Si me reviennent aujourd'hui ces réminiscences d’une époque révolue, c’est qu’il y avait aussi dans ce restaurant de goûteuses merguez embossées par le chef - elles étaient d’ailleurs d’un diamètre supérieur à celui habituellement constaté. L’équilibre entre gras et viande maigre était parfait, le dosage des épices aurait pu être attribué à un nez de parfumeur. Bref, ces merguez pimentées sans excès, mais suffisamment pour titiller les papilles, frôlaient une perfection que je n’ai jamais retrouvée en d’autres lieux, même si celles que prépare le boucher arabe de la rue voisine de chez moi sont plus que correctes. Si ces merguez pouvaient être dégustées simplement grillées et posées sur une bonne chakchouka, elles figuraient aussi à la carte dans un plat roboratif : les spaghetti à la tunisienne.
J’ai donc essayé de reconstituer ce plat que j’avais commandé deux ou trois fois et que j’avais alors mangé avec plaisir.
Ce n’est pas évident, car les années ont passé… Et surtout le chef ne m’a pas communiqué sa recette !
Je commence par hacher un gros oignon jaune et trois gousses d’ail. Je les fais fondre doucement au fond d’une poêle dans deux cuillerées d’une huile d’olive de qualité. Je n’ai pas à ma disposition de tabel, je le remplace à grand regret par une cuillerée de ras-el-hanout que j’ajoute avec une cuillerée à café de cumin moulu. Je découpe les merguez en tronçons, en en réservant quatre que je laisse entières. Ces morceaux viennent dorer dans la poêle. Le contenu d’une petite boîte de tomate concentrée plonge aussi dans l’huile chaude. Quand la tomate commence à caraméliser, je complète de deux cuillerées de harissa, une poignée de queues de coriandre fraîche hachée et verse deux verres d’eau. Il n’y a plus qu’à réduire le liquide à feu doux.

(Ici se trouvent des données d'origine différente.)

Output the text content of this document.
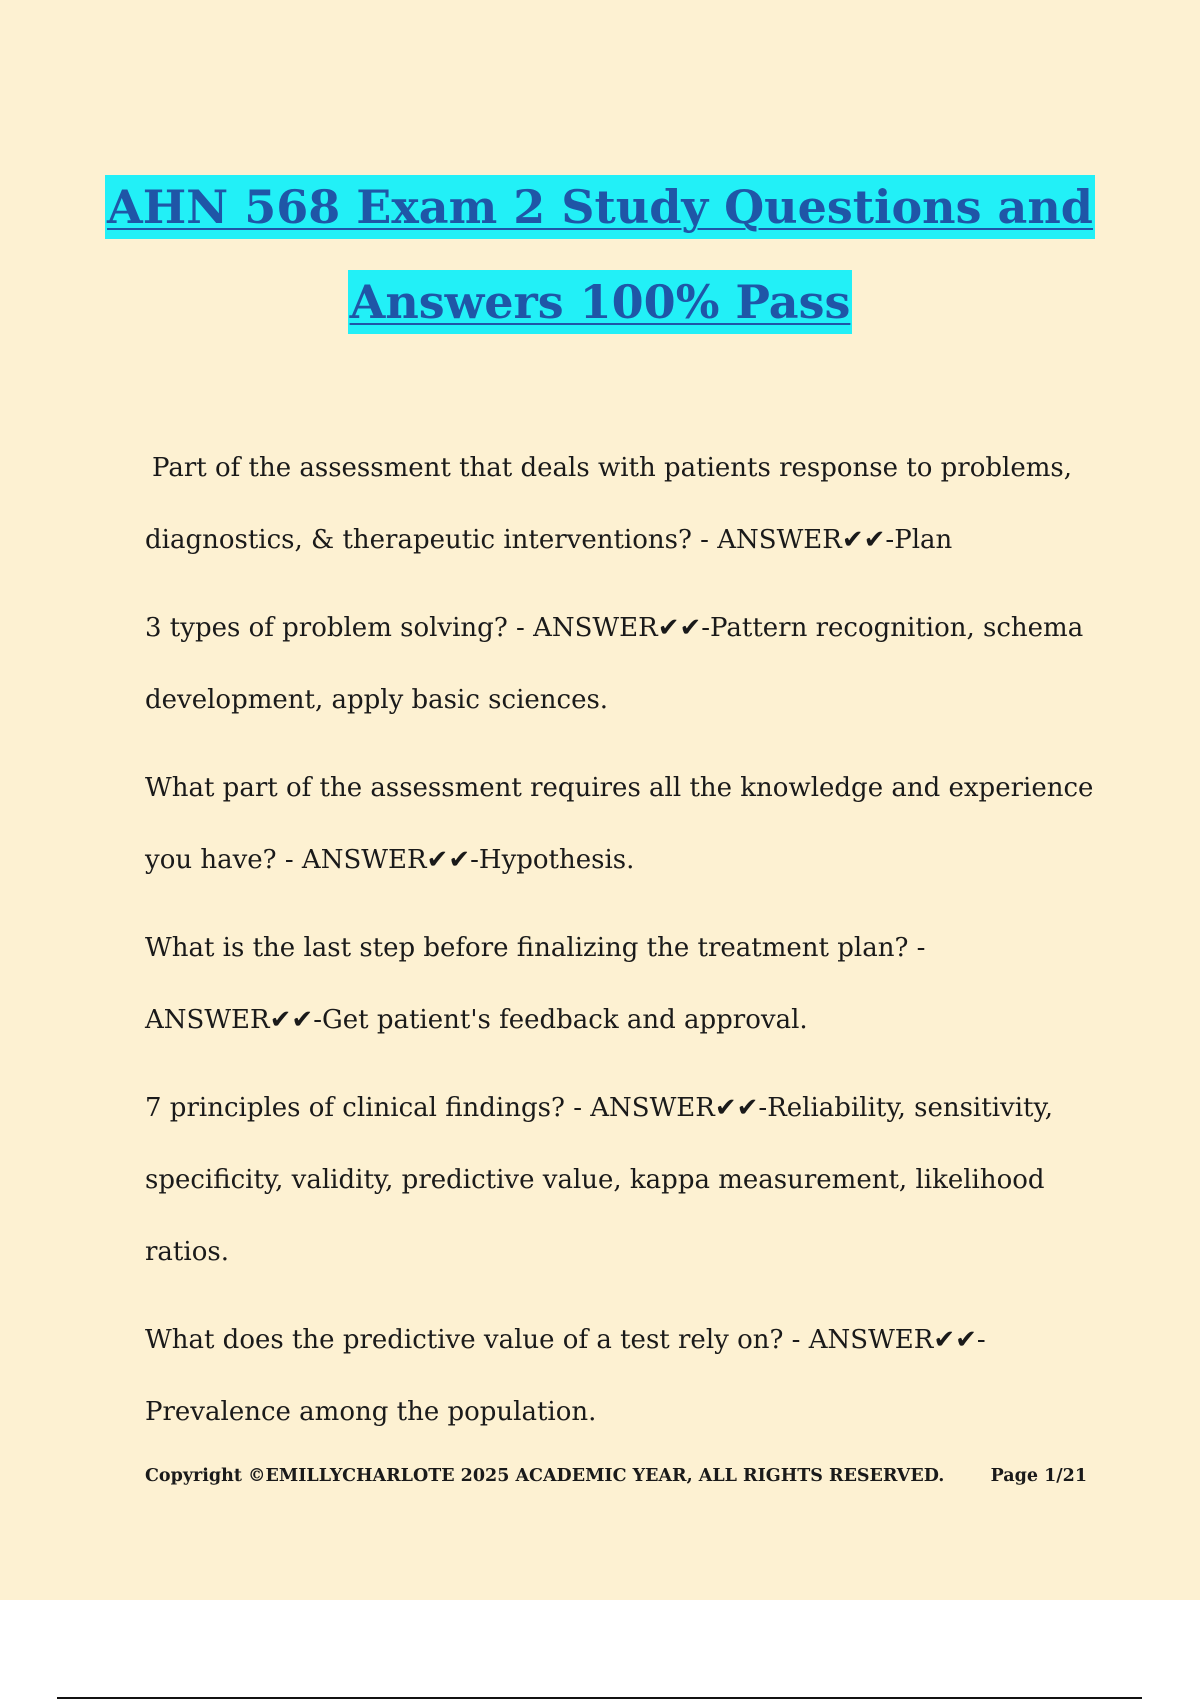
AHN 568 Exam 2 Study Questions and
Answers 100% Pass

Part of the assessment that deals with patients response to problems, diagnostics, & therapeutic interventions? - ANSWER✔✔-Plan

3 types of problem solving? - ANSWER✔✔-Pattern recognition, schema development, apply basic sciences.

What part of the assessment requires all the knowledge and experience you have? - ANSWER✔✔-Hypothesis.

What is the last step before finalizing the treatment plan? - ANSWER✔✔-Get patient's feedback and approval.

7 principles of clinical findings? - ANSWER✔✔-Reliability, sensitivity, specificity, validity, predictive value, kappa measurement, likelihood ratios.

What does the predictive value of a test rely on? - ANSWER✔✔-Prevalence among the population.

Copyright ©EMILLYCHARLOTE 2025 ACADEMIC YEAR, ALL RIGHTS RESERVED.	Page 1/21
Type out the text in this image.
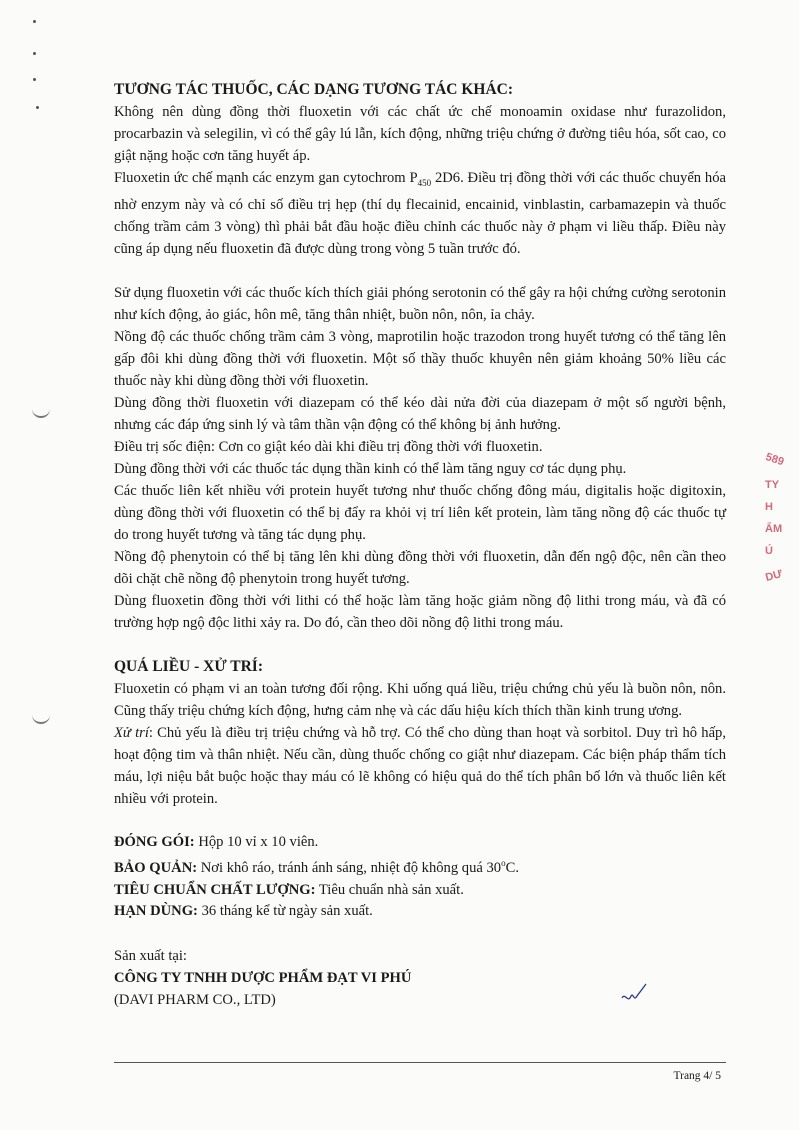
589
TY
H
ẨM
Ú
DƯ
TƯƠNG TÁC THUỐC, CÁC DẠNG TƯƠNG TÁC KHÁC:

Không nên dùng đồng thời fluoxetin với các chất ức chế monoamin oxidase như furazolidon, procarbazin và selegilin, vì có thể gây lú lẫn, kích động, những triệu chứng ở đường tiêu hóa, sốt cao, co giật nặng hoặc cơn tăng huyết áp.

Fluoxetin ức chế mạnh các enzym gan cytochrom $P_{450}$ 2D6. Điều trị đồng thời với các thuốc chuyển hóa nhờ enzym này và có chỉ số điều trị hẹp (thí dụ flecainid, encainid, vinblastin, carbamazepin và thuốc chống trầm cảm 3 vòng) thì phải bắt đầu hoặc điều chỉnh các thuốc này ở phạm vi liều thấp. Điều này cũng áp dụng nếu fluoxetin đã được dùng trong vòng 5 tuần trước đó.

Sử dụng fluoxetin với các thuốc kích thích giải phóng serotonin có thể gây ra hội chứng cường serotonin như kích động, ảo giác, hôn mê, tăng thân nhiệt, buồn nôn, nôn, ỉa chảy.

Nồng độ các thuốc chống trầm cảm 3 vòng, maprotilin hoặc trazodon trong huyết tương có thể tăng lên gấp đôi khi dùng đồng thời với fluoxetin. Một số thầy thuốc khuyên nên giảm khoảng 50% liều các thuốc này khi dùng đồng thời với fluoxetin.

Dùng đồng thời fluoxetin với diazepam có thể kéo dài nửa đời của diazepam ở một số người bệnh, nhưng các đáp ứng sinh lý và tâm thần vận động có thể không bị ảnh hưởng.

Điều trị sốc điện: Cơn co giật kéo dài khi điều trị đồng thời với fluoxetin.

Dùng đồng thời với các thuốc tác dụng thần kinh có thể làm tăng nguy cơ tác dụng phụ.

Các thuốc liên kết nhiều với protein huyết tương như thuốc chống đông máu, digitalis hoặc digitoxin, dùng đồng thời với fluoxetin có thể bị đẩy ra khỏi vị trí liên kết protein, làm tăng nồng độ các thuốc tự do trong huyết tương và tăng tác dụng phụ.

Nồng độ phenytoin có thể bị tăng lên khi dùng đồng thời với fluoxetin, dẫn đến ngộ độc, nên cần theo dõi chặt chẽ nồng độ phenytoin trong huyết tương.

Dùng fluoxetin đồng thời với lithi có thể hoặc làm tăng hoặc giảm nồng độ lithi trong máu, và đã có trường hợp ngộ độc lithi xảy ra. Do đó, cần theo dõi nồng độ lithi trong máu.

QUÁ LIỀU - XỬ TRÍ:

Fluoxetin có phạm vi an toàn tương đối rộng. Khi uống quá liều, triệu chứng chủ yếu là buồn nôn, nôn. Cũng thấy triệu chứng kích động, hưng cảm nhẹ và các dấu hiệu kích thích thần kinh trung ương.

Xử trí: Chủ yếu là điều trị triệu chứng và hỗ trợ. Có thể cho dùng than hoạt và sorbitol. Duy trì hô hấp, hoạt động tim và thân nhiệt. Nếu cần, dùng thuốc chống co giật như diazepam. Các biện pháp thẩm tích máu, lợi niệu bắt buộc hoặc thay máu có lẽ không có hiệu quả do thể tích phân bố lớn và thuốc liên kết nhiều với protein.

ĐÓNG GÓI: Hộp 10 vỉ x 10 viên.
BẢO QUẢN: Nơi khô ráo, tránh ánh sáng, nhiệt độ không quá 30$^o$C.
TIÊU CHUẨN CHẤT LƯỢNG: Tiêu chuẩn nhà sản xuất.
HẠN DÙNG: 36 tháng kể từ ngày sản xuất.
Sản xuất tại:
CÔNG TY TNHH DƯỢC PHẨM ĐẠT VI PHÚ
(DAVI PHARM CO., LTD)
Trang 4/ 5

Pendant ce temps, je plonge une poignée de spaghetti dans l’eau bouillante salée. Zut, j’ai été abusé par la forme du paquet : ce sont des linguine ! Trop tard, mais il me semble que ça ne devrait pas trop dénaturer la recette…
Je sors les pâtes une minute avant le temps prescrit, les glisse dans la poêle où la sauce est devenue crémeuse. Je laisse frémir sur une flamme minuscule.
Une autre poêle est posée sur un feu vif à côté. J’y étends les quatre merguez restantes. Une fois cuites, je les allonge sur la première poêle dont j’ai brassé le contenu avec quelques feuilles de coriandre ciselées et un tour de moulin de poivre noir.
J’apporte cette poêle-plat de service sur la table. Une pince à spaghetti, une grande cuillère, et nous nous servons.
C’est très bon, mais quand même pas comme là-bas - avenue de la Grande Armée et années quatre-vingt…
C’était aussi trop copieux, le lendemain nous mangeons le reste. Eh bien, c’est nettement meilleur ! Les arômes se sont mêlés, mais surtout il n’y a pas ces quatre merguez grillées - deux par personne - superfétatoires. C’est bien connu, trop de merguez tue la merguez ! J’aurais même dû couper ces saucisses en tronçons plus petits…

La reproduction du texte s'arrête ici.